Why did IEF development stop at Crown? It was the move; the majority of middle management and a lot of senior management did not move to Regina. As I have said, this gave the company a chance to downsize, so the number of staff after the move was 20 or 25% less than before the move…but that still meant a lot of people had to be hired. So, all the original stakeholders who had supported IEF were gone, and the new management had no stake in its continued use.
And IEF was really susceptible to this situation, because overall it was used in support of strategic redevelopment of all our systems, the original business case pictured this happening over the course of seven years, that’s a strategy.

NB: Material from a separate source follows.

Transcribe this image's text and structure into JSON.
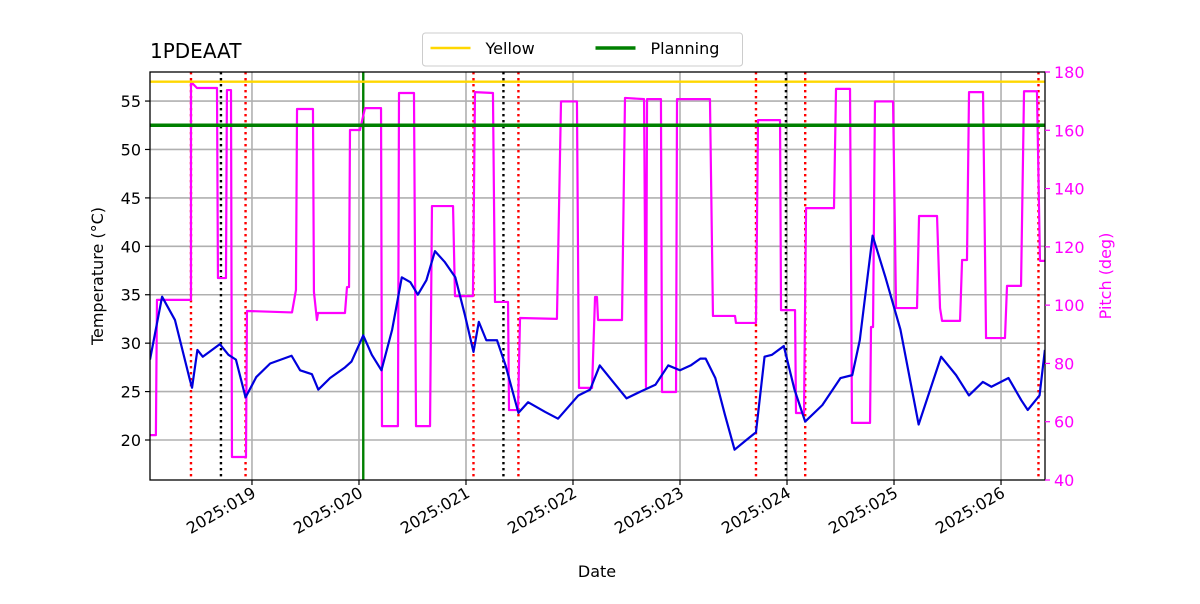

But if you are a new manager in a new job in a new company, you don’t want to fall in line with a seven year strategy created by people who are now longer around, you want to deliver quick success, show that you are worth having around. That’s OK, and is acceptable in normal turn-over at a company; but with 60 to 70% of the managers all new at the same time, the IEM/IEF strategy (no matter how worthwhile) was dead.
I made a last stab at keeping it alive, writing a white-paper and doing presentations and such. I received great compliments on the white-paper -- I wish I had kept a copy --- but the response overall was “I can’t do that now”. I even presented how to use IEF on a more tactical level, just doing any project without an overall architecture. Jams Martin had figured out people wanted this and developed a one-project-only version of IEM called RAD (Rapid Application Development), and the promise of this version had helped sell IEM in the first place.
Unfortunately(!), this was the point in IT history when Client-Server development tools appeared, especially 2-tier tools that had you paint a screen, run it on a PC and it went directly against a database on a server. These tools did a whole lot less than IEF, but that also made them a whole lot cheaper, so when I would meet with a Project Manager about IEF, he or she would say SQLWindows was cheaper (and they had used it in their last job), so that’s what I am using, sorry.
And so ended the real saga of IEF at Crown. We kept our hands in it because of the Canada Pensions system, and I did get to go to some IEF user conferences. Such conferences are always in nice places, like Disneyworld or Vegas etc., so you take those perks when you can…but it was at one of those conferences, as described earlier, that TI announced it was selling IEF …and that was the real end.